A great bonanza for the lawyers?

In a post The Patent War to End All Patent Wars, John C. Dvorak reviews some of the issues in the upcoming patent fight/litigation between Apple and Microsoft on one side and Google, Motorola, and Samsung on the other. In the future, Nokia will likely come in with Microsoft while IBM will likely side with Google.

Within the Dvorak post, one has the text:

If they [patents] indeed protect inventions, then why do they have to be licensed at all? Seriously, if I invent something, the patent system is supposed to give me a 26-year monopoly on the invention, after which it is passed into the public domain for all to use.

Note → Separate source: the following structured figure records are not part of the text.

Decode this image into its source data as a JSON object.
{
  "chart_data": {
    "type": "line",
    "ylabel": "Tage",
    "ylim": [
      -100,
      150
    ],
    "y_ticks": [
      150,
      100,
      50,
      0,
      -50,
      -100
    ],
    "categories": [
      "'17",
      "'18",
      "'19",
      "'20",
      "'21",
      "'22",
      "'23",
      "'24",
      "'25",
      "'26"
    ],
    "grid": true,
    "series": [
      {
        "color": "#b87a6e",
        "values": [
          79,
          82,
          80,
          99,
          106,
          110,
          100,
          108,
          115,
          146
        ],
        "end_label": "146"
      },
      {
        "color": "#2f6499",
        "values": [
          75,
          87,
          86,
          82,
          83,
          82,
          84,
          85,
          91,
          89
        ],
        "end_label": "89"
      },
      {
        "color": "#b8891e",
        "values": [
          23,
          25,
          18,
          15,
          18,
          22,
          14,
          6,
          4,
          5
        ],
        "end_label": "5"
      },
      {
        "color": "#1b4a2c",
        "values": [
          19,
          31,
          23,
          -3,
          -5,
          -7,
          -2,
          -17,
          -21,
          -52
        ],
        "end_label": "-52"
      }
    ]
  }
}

Separately, Timothy B. Lee analyzes the "inventiveness" of Apple in a piece in Forbes titled >Apple (Mostly) Isn't to Blame for the Patent Mess , which includes the text:

The problem is that once you have the full context, it’s surprisingly difficult to draw a line between ideas Apple “invented” and already-existing ideas that Apple merely put to use in a new context. For example, NYU’s Jeff Han demonstrated a set of sophisticated multi-touch applications at a 2006 TED Talk. Apple’s genius was largely to recognize that these same multi-touch gestures could be usefully translated to the form-factor of a cell phone. So was Apple’s application of Han’s techniques to the cell phone context a new invention or just a relatively obvious translation of Han’s work to a new form factor?

Another example: Apple pioneered the “slide to unlock” paradigm. But it wasn’t actually the first company to use this gesture. A 2005 phone called the Neonode N1m employed a slide-to-unlock feature that was virtually identical. The only difference: the iPhone features a graphical “slider” that gives the user feedback as he slides his finger across the screen. The N1m didn’t provide any such feedback. Does adding a graphical indicator to the N1m’s slide-to-unlock gesture make it a new invention or a straightforward enhancement to existing technology?

I have my personal opinions on these questions, but the broader point is that it’s hard to see how this kind of question could ever be settled in an objective fashion. From the perspective of patent law, the question is whether the improvements in question (putting multitouch on a phone, adding a graphical indicator to slide-to-unlock) would have been “obvious” to someone of ordinary skill in the art. But thisis just re-stating the same subjective question in slightly different terms. If you polled a bunch of engineers or patent lawyers, you’d likely get widely varying opinions.


In the end, Lee blames the patent office:

It’s not anti-Apple to say that patent law puts Google in an impossible situation. Any effective system of property rights needs clear boundaries so market participants know which resources they’re allowed to use and which ones require the permission of third parties. The patent system is a miserable failure in this respect.

Apple has taken full advantage of the opportunities our broken patent system has given them to hamstring its biggest competitor. But while Apple deserves a small share of the blame, most of the blame should be directed at the institutions—Congress, the courts, and the patent office—that broke the patent system in the first place.